Op een indrukwekkende manier heeft de modale Rijksnederlander ons getoond dat de en-endenken nochtans mogelijk is: je kunt diep meeleven met slachtoffers en toch nationaal denken. Een balans in evenwicht is dus mogelijk. Mensen zijn bij machte om zowel het één als het ander in ogenschouw te nemen en diverse rollen naar behoren spelen. Ze kunnen zowel het individu als de collectiviteit hoog achten, zowel het eigen belang nastreven als oog hebben voor de belangen van anderen en, in het Oekraïense geval, zowel het neerschieten van burgervliegtuigen ten gronde veroordelen en als aandacht te schenken aan de nationale beweegredenen van de Russen in Oost-Oekraïne, zonder te vervallen in primitieve wraakredeneringen – op voorwaarde natuurlijk dat ‘men’ niet knoeit met de informatie, hetgeen het democratisch gehalte van Europa helemààl onder het vriespunt zou brengen. Nederland toont dat we terecht mogen geloven in de goede vermogens in de mens, dat evenwicht mogelijk is en primitieve oorlogslogica niet hoeft.
Nederland spot zodoende met de kortzichtigheid van politieke leiders.
Immers: solidariteit met het collectief kan samengaan met een grotere mate van individualiteit. En waarom zou het collectief te allen tijde tot de eigen natie beperkt moeten blijven? Waarom zou solidariteit niet met àlle gekwetste groepen mogelijk zijn?

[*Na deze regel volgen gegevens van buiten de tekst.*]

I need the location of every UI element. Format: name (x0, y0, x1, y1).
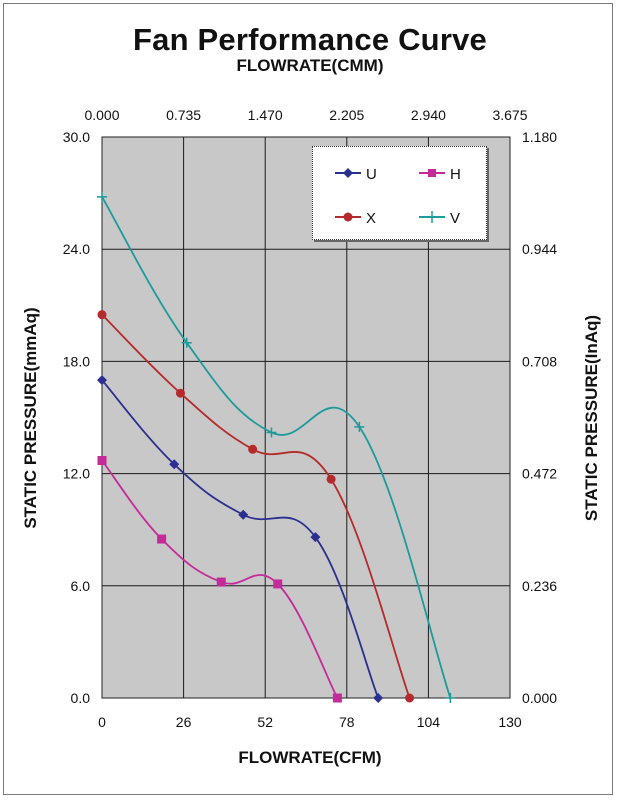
y-axis-label-right: STATIC PRESSURE(InAq) (582, 314, 601, 522)
x-top-tick-label: 2.205 (329, 107, 364, 123)
legend: U H X V (312, 146, 487, 240)
data-point-v (97, 191, 107, 202)
data-point-u (310, 532, 321, 543)
y-right-tick-label: 0.944 (522, 241, 557, 257)
y-left-tick-label: 24.0 (63, 241, 90, 257)
data-point-v (266, 427, 277, 438)
series-line-x (101, 314, 411, 699)
data-point-x (175, 388, 185, 398)
data-point-h (273, 579, 283, 589)
y-left-tick-label: 6.0 (71, 578, 91, 594)
x-top-tick-label: 3.675 (492, 107, 527, 123)
x-tick-label: 78 (339, 714, 355, 730)
data-point-v (354, 421, 365, 432)
y-left-tick-label: 12.0 (63, 466, 90, 482)
data-point-h (157, 534, 167, 544)
chart-title: Fan Performance Curve (133, 22, 487, 57)
data-point-u (97, 375, 107, 386)
legend-label-h: H (450, 166, 461, 183)
y-left-tick-label: 30.0 (63, 129, 90, 145)
legend-swatch-h (419, 169, 445, 177)
data-point-v (181, 337, 192, 348)
top-axis-label: FLOWRATE(CMM) (236, 56, 384, 75)
y-left-tick-label: 0.0 (71, 690, 91, 706)
x-tick-label: 130 (498, 714, 522, 730)
x-tick-label: 26 (176, 714, 192, 730)
y-right-tick-label: 1.180 (522, 129, 557, 145)
legend-swatch-u (335, 168, 361, 178)
data-point-u (238, 509, 249, 520)
legend-label-u: U (366, 166, 377, 183)
legend-label-v: V (450, 210, 461, 227)
x-top-tick-label: 0.735 (166, 107, 201, 123)
y-right-tick-label: 0.708 (522, 353, 557, 369)
data-point-v (445, 693, 456, 703)
series-line-v (101, 196, 452, 699)
x-axis-label: FLOWRATE(CFM) (238, 748, 382, 767)
data-point-x (405, 693, 415, 703)
legend-swatch-x (335, 212, 361, 222)
series-line-u (101, 379, 380, 699)
x-top-tick-label: 2.940 (411, 107, 446, 123)
data-point-h (332, 693, 342, 703)
data-point-x (248, 444, 258, 454)
y-left-tick-label: 18.0 (63, 353, 90, 369)
x-tick-label: 0 (98, 714, 106, 730)
data-point-h (97, 456, 107, 466)
data-point-h (216, 577, 226, 587)
x-top-tick-label: 1.470 (248, 107, 283, 123)
legend-label-x: X (366, 210, 377, 227)
data-point-x (97, 310, 107, 320)
data-point-u (373, 693, 384, 703)
y-right-tick-label: 0.000 (522, 690, 557, 706)
data-point-x (326, 474, 336, 484)
data-point-u (169, 459, 180, 470)
x-tick-label: 52 (257, 714, 273, 730)
x-top-tick-label: 0.000 (84, 107, 119, 123)
y-axis-label-left: STATIC PRESSURE(mmAq) (21, 307, 40, 529)
y-right-tick-label: 0.472 (522, 466, 557, 482)
x-tick-label: 104 (417, 714, 441, 730)
legend-swatch-v (419, 211, 445, 223)
y-right-tick-label: 0.236 (522, 578, 557, 594)
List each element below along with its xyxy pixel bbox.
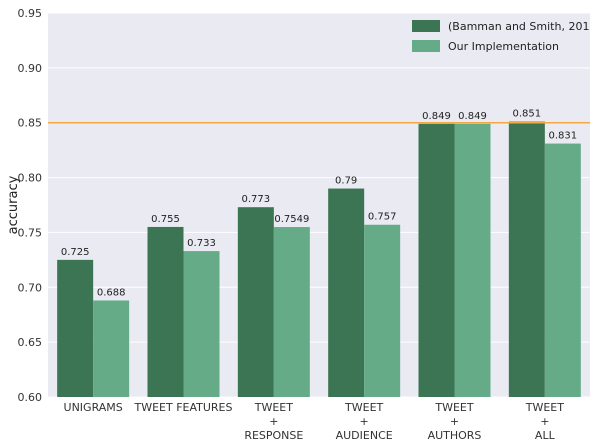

Dit is onze hoop voor de vrede: we leveren onszelf, onze identiteit, ons gezin, onze natie niet uit en we vragen evenmin dat iemand anders dat doet. Het enige wat we vragen is de vrijheid en de mogelijkheid achtereenvolgens de rollen op ons te nemen, die bij de omstandigheden passen en almeteen dus te geloven in de positieve krachten in de mens.